La testimonianza di Txt Group e Armis

Michele Fiorilli, solution architect di Armis

Sappiamo che il numero di device collegato alla rete Internet è in rapida crescita, e buona parte di questi dispositivi non viene gestita. «Purtroppo viviamo in un momento di guerra ibrida, pensiamo a cosa è successo su molti siti della pubblica amministrazione negli ultimi giorni, e quindi proteggere l’intera superficie di attacco è assolutamente necessario – spiega Michele Fiorilli, solution architect di Armis, azienda di cybersecurity basata nella Silicon Valley (ma nata in Israele) specializzata in Ot e medicale – Purtroppo, abbiamo collegato alla Rete macchine che dal punto di vista tecnico, del networking e della sicurezza, sono molto deboli, perché sono nate per fare altro. Sensori e Plc, ma anche una banale telecamera o smartphone, sono oggi indispensabili per la produzione ma sono anche facili bersagli degli hacker. E se attaccano un apparato all’interno della mia infrastruttura, e riescono a comprometterlo, compromettono l’intera infrastruttura». Purtroppo, le soluzioni di sicurezza tradizionali sono state concepite per un mondo che non esiste più. Oggi non c’è un perimetro da difendere: i dipendenti di un’azienda, con i loro dispositivi, possono trovarsi ovunque. E i tradizionali sistemi di controllo non hanno la capacità di vedere contemporaneamente tutto quello che le macchine fanno, non c’è un punto di vista unico dal quale si possa tenere d’occhio tutto il complesso. Si ricorre allora a un certo numero di strumenti, ognuno dei quali controlla alcuni aspetti del sistema. Ma questo equivale a non avere un vero controllo, tanto che gestire le policy di sicurezza suddivise fra troppi strumenti equivale a non gestirle per nulla.

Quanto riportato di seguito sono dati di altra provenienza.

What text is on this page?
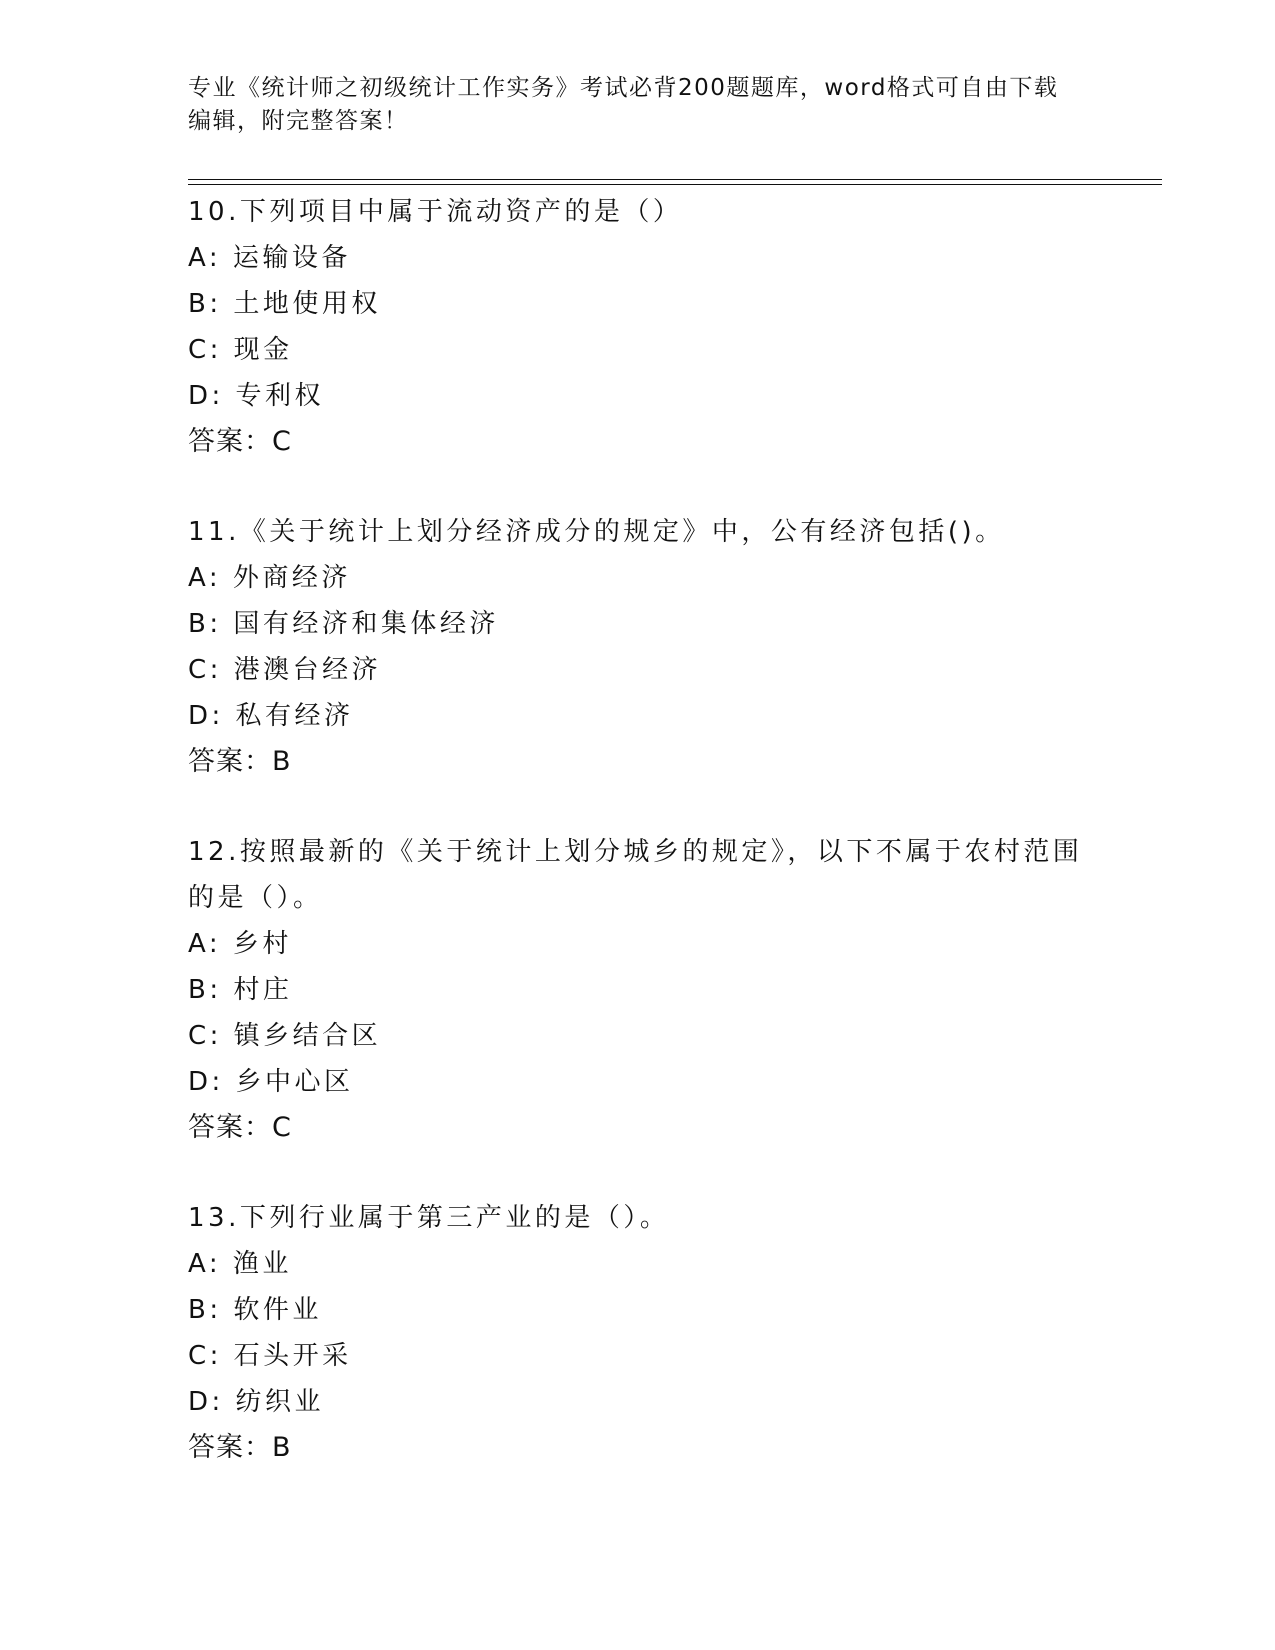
专业《统计师之初级统计工作实务》考试必背200题题库，word格式可自由下载
编辑，附完整答案！
10.下列项目中属于流动资产的是（）
A: 运输设备
B: 土地使用权
C: 现金
D: 专利权
答案：C
11.《关于统计上划分经济成分的规定》中，公有经济包括()。
A: 外商经济
B: 国有经济和集体经济
C: 港澳台经济
D: 私有经济
答案：B
12.按照最新的《关于统计上划分城乡的规定》，以下不属于农村范围
的是（）。
A: 乡村
B: 村庄
C: 镇乡结合区
D: 乡中心区
答案：C
13.下列行业属于第三产业的是（）。
A: 渔业
B: 软件业
C: 石头开采
D: 纺织业
答案：B
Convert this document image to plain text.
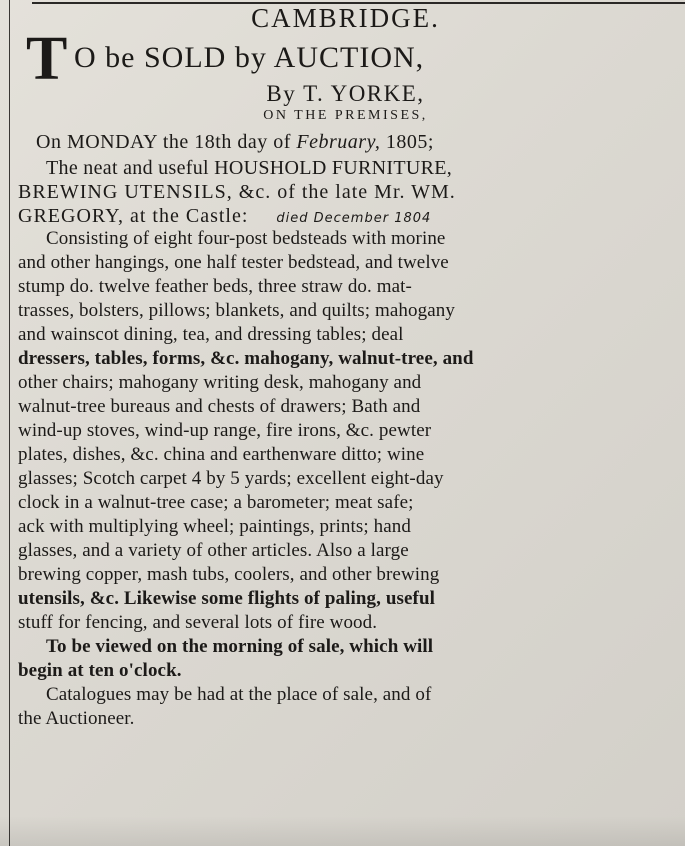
CAMBRIDGE.
T O be SOLD by AUCTION,
By T. YORKE,
ON THE PREMISES,
On MONDAY the 18th day of February, 1805;
The neat and useful HOUSHOLD FURNITURE,
BREWING UTENSILS, &c. of the late Mr. WM.
GREGORY, at the Castle: died December 1804
Consisting of eight four-post bedsteads with morine
and other hangings, one half tester bedstead, and twelve
stump do. twelve feather beds, three straw do. mat-
trasses, bolsters, pillows; blankets, and quilts; mahogany
and wainscot dining, tea, and dressing tables; deal
dressers, tables, forms, &c. mahogany, walnut-tree, and
other chairs; mahogany writing desk, mahogany and
walnut-tree bureaus and chests of drawers; Bath and
wind-up stoves, wind-up range, fire irons, &c. pewter
plates, dishes, &c. china and earthenware ditto; wine
glasses; Scotch carpet 4 by 5 yards; excellent eight-day
clock in a walnut-tree case; a barometer; meat safe;
ack with multiplying wheel; paintings, prints; hand
glasses, and a variety of other articles. Also a large
brewing copper, mash tubs, coolers, and other brewing
utensils, &c. Likewise some flights of paling, useful
stuff for fencing, and several lots of fire wood.
To be viewed on the morning of sale, which will
begin at ten o'clock.
Catalogues may be had at the place of sale, and of
the Auctioneer.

La soluzione che Armis propone a questo problema è la creazione di una sorta di grande database condiviso, fornito sotto forma di servizio cloud, dove vengono tracciate le attività e i comportamenti dei dispositivi. In questo modo è possibile connettere i macchinari e le linee di produzione in modalità monitorata, controllata e sicura. Al momento, questa “base di conoscenze” collega ben 2 miliardi di dispositivi, e costituisce quindi la maggiore knowledge base condivisa e crowd-sourced nel settore. «Confrontando il comportamento dei miei dispositivi con la base di conoscenza di device simili collegati al servizio, posso individuare le eventuali anomalie e rendermi conto se il dispositivo è stato compromesso, se magari viene usato per i cosiddetti “movimenti laterali” ovvero per attaccare altri dispositivi sulla mia rete, partendo magari da un device poco protetto» spiega Fiorilli. Il cloud di Armis è basato in Europa (a Francoforte) e un punto di forza del sistema è che lavora in modalità agentless, ovvero senza dover installare software sul dispositivo controllato. La piattaforma infatti utilizza delle semplici sensori e sonde software poste sulla rete per raccogliere e memorizzare i dati di “behaviour” dei vari device, compresi quelli IioT. «È importante sottolineare che all’interno del cloud non girano dati sensibili, ma solo quelli fisici sui dispositivi connessi, e quelli relativi ai comportamenti – specifica Fiorilli – Se per esempio sto tracciando una telecamera, saprò che ha creato dati e che li ha inviati a un certo indirizzo, ma non avrò traccia delle immagini trasmesse». In definitiva, il sistema Armis consente di scoprire (in maniera assolutamente passiva) tutti i device presenti sulla propria rete, identificare i gap di sicurezza rispetto alle varie situazioni (vulnerabilità, traffico malevolo, botnet, malware) e infine dare visibilità di quanto si è scoperto, tramite apposite interfacce, informative, o anche facendo partire e orchestrando delle risposte automatiche.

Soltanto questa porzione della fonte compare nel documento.